= Caroline Queen =

American canoeist (born 1992)

Caroline Queen (born March 5, 1992, in Knoxville, Tennessee) is an American slalom canoer. At the 2012 Summer Olympics she competed in the K-1 event, finishing 17th in the heats, failing to qualify for the semifinals.

Caroline first began paddling slalom at the age of nine, at Valley Mill Camp in her hometown of Darnestown, Maryland. She soon entered regular training in the summer of 2002, when she began working with Martin Nevaril, who would later become a US Junior National Team Coach. With Martin’s guidance, she blossomed as a young paddler. In 2006, then fourteen-year-old Queen attended her first US National team trials, when surprised the slalom community by winning Day 2 of the competition.

In 2007, with help from Joe Jacobi, she became the youngest woman ever to make the US National team. She has been on the National Team since then, competing every year except 2009 when she suffered an ACL injury. She recovered from the ACL surgery and went on to become the 2011 and 2012 US National Champion and make the US Olympic team in 2012.

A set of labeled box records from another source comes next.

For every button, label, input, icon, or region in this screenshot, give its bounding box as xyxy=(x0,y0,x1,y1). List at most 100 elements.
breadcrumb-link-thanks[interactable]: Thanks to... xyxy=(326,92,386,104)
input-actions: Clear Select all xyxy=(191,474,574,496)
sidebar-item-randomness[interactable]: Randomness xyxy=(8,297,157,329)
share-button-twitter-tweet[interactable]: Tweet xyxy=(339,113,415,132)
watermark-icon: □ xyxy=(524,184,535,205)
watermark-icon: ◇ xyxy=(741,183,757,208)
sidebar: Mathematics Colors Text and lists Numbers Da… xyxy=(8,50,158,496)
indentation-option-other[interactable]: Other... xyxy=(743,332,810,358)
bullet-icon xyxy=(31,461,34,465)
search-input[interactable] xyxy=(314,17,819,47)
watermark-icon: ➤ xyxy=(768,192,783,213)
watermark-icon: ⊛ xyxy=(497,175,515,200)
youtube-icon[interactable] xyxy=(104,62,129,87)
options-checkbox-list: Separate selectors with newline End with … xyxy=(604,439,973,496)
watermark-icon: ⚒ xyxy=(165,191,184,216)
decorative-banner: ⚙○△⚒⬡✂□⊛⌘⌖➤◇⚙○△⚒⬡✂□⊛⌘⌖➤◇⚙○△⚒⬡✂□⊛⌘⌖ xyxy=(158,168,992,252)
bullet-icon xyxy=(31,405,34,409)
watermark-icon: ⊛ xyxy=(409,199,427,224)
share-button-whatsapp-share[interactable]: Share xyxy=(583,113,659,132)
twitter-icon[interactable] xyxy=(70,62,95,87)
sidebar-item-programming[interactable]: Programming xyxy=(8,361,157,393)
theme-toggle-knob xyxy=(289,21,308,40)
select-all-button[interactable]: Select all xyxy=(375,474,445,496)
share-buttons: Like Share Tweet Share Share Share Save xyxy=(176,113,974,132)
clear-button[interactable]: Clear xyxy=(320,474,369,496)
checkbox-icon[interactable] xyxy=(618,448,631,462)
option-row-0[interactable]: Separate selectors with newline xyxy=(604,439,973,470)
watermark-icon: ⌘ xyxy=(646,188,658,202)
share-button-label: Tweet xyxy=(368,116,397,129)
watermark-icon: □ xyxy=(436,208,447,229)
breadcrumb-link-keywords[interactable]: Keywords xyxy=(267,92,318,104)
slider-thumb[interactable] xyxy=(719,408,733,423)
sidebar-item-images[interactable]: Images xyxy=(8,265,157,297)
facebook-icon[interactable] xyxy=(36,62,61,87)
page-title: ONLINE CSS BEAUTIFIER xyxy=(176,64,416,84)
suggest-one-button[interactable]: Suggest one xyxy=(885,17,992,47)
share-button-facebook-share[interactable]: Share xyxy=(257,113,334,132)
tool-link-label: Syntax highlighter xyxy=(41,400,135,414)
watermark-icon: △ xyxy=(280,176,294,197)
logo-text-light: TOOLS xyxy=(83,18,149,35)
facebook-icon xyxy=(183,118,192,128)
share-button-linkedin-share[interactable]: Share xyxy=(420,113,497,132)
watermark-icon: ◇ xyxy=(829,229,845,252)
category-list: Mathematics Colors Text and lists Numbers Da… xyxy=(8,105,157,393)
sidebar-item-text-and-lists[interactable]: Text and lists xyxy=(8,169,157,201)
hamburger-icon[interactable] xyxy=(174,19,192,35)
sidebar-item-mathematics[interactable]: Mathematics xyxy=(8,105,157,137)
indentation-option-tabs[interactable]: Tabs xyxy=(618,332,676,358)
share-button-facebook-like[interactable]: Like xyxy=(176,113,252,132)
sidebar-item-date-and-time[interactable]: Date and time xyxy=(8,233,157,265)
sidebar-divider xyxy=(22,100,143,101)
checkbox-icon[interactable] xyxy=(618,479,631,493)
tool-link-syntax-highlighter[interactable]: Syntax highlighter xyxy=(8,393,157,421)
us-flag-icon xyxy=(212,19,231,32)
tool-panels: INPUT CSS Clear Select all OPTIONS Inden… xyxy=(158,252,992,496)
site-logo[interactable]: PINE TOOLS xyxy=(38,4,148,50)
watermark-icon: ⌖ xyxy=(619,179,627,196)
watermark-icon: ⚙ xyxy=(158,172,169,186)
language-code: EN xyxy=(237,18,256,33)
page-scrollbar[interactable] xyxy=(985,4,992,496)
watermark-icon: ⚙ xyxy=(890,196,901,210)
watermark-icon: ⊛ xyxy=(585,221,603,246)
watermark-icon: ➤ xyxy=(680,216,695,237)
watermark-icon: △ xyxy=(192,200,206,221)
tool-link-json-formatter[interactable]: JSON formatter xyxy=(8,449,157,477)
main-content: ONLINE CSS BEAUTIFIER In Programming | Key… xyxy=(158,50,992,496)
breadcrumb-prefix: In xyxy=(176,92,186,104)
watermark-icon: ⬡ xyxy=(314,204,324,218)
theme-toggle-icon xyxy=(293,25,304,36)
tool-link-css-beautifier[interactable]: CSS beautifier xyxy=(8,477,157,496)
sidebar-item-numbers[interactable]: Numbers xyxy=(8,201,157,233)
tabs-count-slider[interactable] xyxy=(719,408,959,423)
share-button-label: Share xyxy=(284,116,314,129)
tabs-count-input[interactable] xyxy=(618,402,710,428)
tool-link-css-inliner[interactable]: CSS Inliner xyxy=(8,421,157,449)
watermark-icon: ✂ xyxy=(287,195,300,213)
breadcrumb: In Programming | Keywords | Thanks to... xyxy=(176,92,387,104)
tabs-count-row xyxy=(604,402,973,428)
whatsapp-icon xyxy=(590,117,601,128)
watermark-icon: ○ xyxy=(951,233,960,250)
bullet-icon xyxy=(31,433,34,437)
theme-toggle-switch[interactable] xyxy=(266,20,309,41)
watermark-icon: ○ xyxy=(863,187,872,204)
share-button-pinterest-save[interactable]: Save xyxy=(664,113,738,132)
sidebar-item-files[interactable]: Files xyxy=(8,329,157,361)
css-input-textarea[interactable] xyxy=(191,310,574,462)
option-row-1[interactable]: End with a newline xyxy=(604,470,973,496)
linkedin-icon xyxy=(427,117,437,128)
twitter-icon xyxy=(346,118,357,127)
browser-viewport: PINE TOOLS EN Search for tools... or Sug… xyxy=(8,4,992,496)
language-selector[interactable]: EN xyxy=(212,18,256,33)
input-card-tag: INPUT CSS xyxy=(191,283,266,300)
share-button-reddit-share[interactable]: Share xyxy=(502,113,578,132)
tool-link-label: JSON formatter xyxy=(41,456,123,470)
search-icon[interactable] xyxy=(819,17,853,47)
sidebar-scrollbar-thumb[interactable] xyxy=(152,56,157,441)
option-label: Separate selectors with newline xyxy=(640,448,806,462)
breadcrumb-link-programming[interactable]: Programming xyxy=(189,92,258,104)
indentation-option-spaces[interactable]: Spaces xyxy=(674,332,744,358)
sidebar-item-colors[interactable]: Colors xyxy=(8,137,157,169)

With her result at the 2011 World Championships she won an Olympic place for the US. Queen and Ashley Nee were the two canoeists in contention for the place. Queen won the place by finishing higher in the World Cup event at Cardiff in 2012.

She attended the Bullis School in Potomac, Maryland, and she graduated with a BS in Psychology from Davidson College in Davidson, North Carolina.